Natuurlijk, er zijn (gelukkig) her en der in den lande ‘verzetsteams’ actief. Zij banen – dwars door de systemen heen – hun eigen olifantenpaadjes. Maar het houdt iets van illegaliteit. Iets wat je wel moet doen, maar waar je vooral niet over moet praten. Dat kost niet alleen verschrikkelijk veel energie. Zij houden – per saldo – zo de systemen in stand, waarin wij als stervende zwanen ten onder gaan. Maar belangrijker nog: het doet afbreuk aan onze eigen professionele verantwoordelijkheid. Ik wil, ik moet en ik zal doen wat in voorkomende gevallen voor de inwoners in nood werkt. Als activisme binnen de grenzen van wet- en regelgeving daarvoor te weinig ruimte biedt, dan moet het maar via sociaal extremisme.

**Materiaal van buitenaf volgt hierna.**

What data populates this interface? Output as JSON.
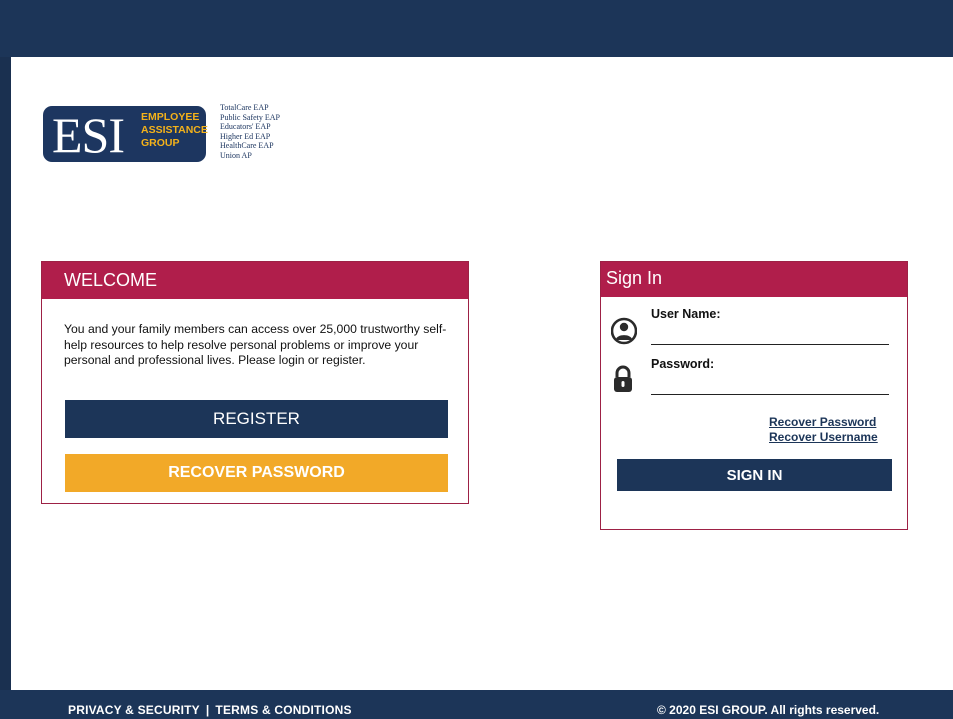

Sociaal extremisme dus. Dat is waar ik toe oproep. Niet door systematisch haat te zaaien, te demoniseren of te intimideren. Niet door het gebruik van geweld. Integendeel! Sociaal extremisme is wat mij betreft: uitzonderingen en keuzes durven maken. Niet alleen rechtmatig, maar vooral ook doelmatig kijken. Dat vraagt lef, eigenaarschap en de bereidheid om verantwoording af te leggen. Transparant willen en kunnen zijn over het waarom van mijn en jouw doen en laten. Sociaal extremisme kortom, is gewoon doen wat nodig is. Zonder de ballast van goedkeuring vooraf. Sociaal extremisme is de omgekeerde toets: kijken wat nodig is en werkt en daar de wet- en regelgeving voor gebruiken. Met de zekerheid dat jouw hoofd niet op het hakblok van de preciezen zal belanden, maar hooguit als spiegel tot bezinning zal worden gepresenteerd.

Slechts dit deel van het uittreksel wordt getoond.